Last year, tourists from 33 countries visited the Arctic. The number of tourists from China was high as per usual — 31 percent of the total. There are also Germans, Japanese and Americans. There are not so many Russians — 5.7 percent of the total.

By the way, 2014 saw an increase in the number of tourists from India, Malaysia and Australia.

What tourist routes are available now? What does the Russian Arctic National Park have to offer?

The main form of Arctic tourism is sea tourism. That is to say, people go to the Arctic aboard cruise ships —  floating hotels that travel along a designated route.

I would like to note that Russia's Arctic land differs, say, from Svalbard in that it is completely undeveloped. Tourists who come here want to see pristine land unaffected by human activity.

We at the Russian Arctic National Park have developed local management plans. There are six in all. They provide brief information about the area, a map with sites to be visited, and sightseeing rules.

Naturally, all of this was developed based on data obtained through a series of research expeditions, not just improvised. In other words, we have spelled out the rules for visiting each particular place.

Last year, we road-tested these maps. We are continuing to expand the number of these plans.

Do you build tourism infrastructure in the Arctic or do you leave nature in its pristine state?

Naturally, amenities are needed at some points, but this should be minimal. We also minimize the tourist impact on the environment. For example, there is no need to build trails on Champ Island, with its famous boulders, because they have already been created there by nature. So, tourists should take the route that's already there. To this end, we are developing a detailed map that an expedition leader can study and then guide tourist groups with.

The natural environment can be combined with some infrastructure, as, for example, on Cape Flora. A combination of a local management plan and infrastructure is crucial here. The soil is covered with unique moss that cannot be bypassed, so a boardwalk had to be built.

We are actively working at Tikhaya Bay. Last year a post office opened there. Imagine how excited tourists will be to go there and send a letter or parcel to the Mainland. It is noteworthy that Tikhaya is an integrated site. It can be explored both at sea and on land. It is the location of the first polar station, and walruses and polar bears can often be spotted there. The territory of the bay has been completely cleaned up. We had to work manually, not using heavy equipment, to preserve the natural soil cover.

There are almost no tours to Heiss Island at this point because it has not been cleared of garbage yet.

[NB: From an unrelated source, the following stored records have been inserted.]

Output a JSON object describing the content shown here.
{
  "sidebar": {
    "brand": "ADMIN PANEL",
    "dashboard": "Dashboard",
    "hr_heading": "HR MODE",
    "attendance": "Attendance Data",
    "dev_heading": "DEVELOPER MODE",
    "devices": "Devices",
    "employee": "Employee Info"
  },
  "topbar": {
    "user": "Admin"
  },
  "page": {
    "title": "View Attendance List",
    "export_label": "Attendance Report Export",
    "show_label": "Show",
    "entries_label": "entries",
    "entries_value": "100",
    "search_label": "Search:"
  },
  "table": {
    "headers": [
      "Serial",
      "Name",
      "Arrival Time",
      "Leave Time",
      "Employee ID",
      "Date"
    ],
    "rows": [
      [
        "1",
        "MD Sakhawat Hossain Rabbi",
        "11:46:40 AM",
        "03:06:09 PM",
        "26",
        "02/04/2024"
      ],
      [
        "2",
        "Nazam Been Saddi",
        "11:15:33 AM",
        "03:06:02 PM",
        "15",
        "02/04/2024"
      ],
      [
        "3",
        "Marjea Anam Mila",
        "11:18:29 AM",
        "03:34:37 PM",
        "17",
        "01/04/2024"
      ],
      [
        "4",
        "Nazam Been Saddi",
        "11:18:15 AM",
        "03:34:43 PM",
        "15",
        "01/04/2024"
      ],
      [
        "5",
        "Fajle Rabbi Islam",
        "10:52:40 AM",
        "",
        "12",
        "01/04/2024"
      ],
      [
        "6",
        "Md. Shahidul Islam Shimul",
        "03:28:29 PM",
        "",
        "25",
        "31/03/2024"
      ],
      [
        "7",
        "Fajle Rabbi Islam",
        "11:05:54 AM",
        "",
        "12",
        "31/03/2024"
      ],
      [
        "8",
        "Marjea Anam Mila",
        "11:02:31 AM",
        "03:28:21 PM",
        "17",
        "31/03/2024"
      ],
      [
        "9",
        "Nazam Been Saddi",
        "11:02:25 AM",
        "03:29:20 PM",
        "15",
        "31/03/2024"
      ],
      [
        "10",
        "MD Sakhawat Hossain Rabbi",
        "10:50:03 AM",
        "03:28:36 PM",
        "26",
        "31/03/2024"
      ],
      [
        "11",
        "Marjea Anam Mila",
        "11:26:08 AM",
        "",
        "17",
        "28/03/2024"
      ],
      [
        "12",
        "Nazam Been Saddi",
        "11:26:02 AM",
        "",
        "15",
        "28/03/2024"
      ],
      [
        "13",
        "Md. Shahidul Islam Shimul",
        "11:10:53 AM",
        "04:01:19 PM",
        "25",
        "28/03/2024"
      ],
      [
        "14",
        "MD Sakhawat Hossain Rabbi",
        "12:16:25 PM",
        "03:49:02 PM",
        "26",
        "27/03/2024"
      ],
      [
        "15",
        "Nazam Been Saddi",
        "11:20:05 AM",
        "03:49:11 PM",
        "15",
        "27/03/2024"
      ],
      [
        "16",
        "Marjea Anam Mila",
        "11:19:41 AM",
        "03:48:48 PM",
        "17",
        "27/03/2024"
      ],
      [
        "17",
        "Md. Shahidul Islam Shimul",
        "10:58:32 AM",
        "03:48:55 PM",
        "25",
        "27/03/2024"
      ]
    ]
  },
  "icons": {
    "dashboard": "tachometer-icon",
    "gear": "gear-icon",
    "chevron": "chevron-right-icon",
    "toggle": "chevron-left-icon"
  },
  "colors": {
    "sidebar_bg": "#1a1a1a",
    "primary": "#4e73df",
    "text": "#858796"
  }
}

You have mentioned clean-up operations in the Arctic. How long has the Russian Arctic National Park been doing this?

In 2011, the Ministry of Natural Resources and Environment carried out a special survey of the Russian Arctic (the Franz Josef Land Federal Reserve which is administered by the Russian Arctic National Park) and in 2012 the ministry tasked us with cleaning up this territory. The actual work is done by contractors that we hire. 

We have already eliminated the "hot spots". Each year, we removed between 8,000 and 10,000 metric tons of garbage and a total of about 30,000 metric tons in the past three years. We are currently cleaning up Heiss Island, Novaya Zemlya and other places.

What other activities do you engage in?

We are involved in educational activities, among others. Our office is based in Arkhangelsk, 1,900 km from Franz Josef Land. Naturally, many people cannot afford to go to the Arctic — it's too costly and too far. So we try to educate people, especially children, about this land, its unique flora and fauna and about what is happening there.

We also help organize research expeditions. In addition to our national park employees, research associates from universities, research centers, and other organizations go to Franz Josef Land. This year's expedition will travel there on June 27 and spend the entire field research season there.

By the way, when will the field research season in the Russian Arctic National Park begin this year?

It began on June 18 and will last about two and a half to three months.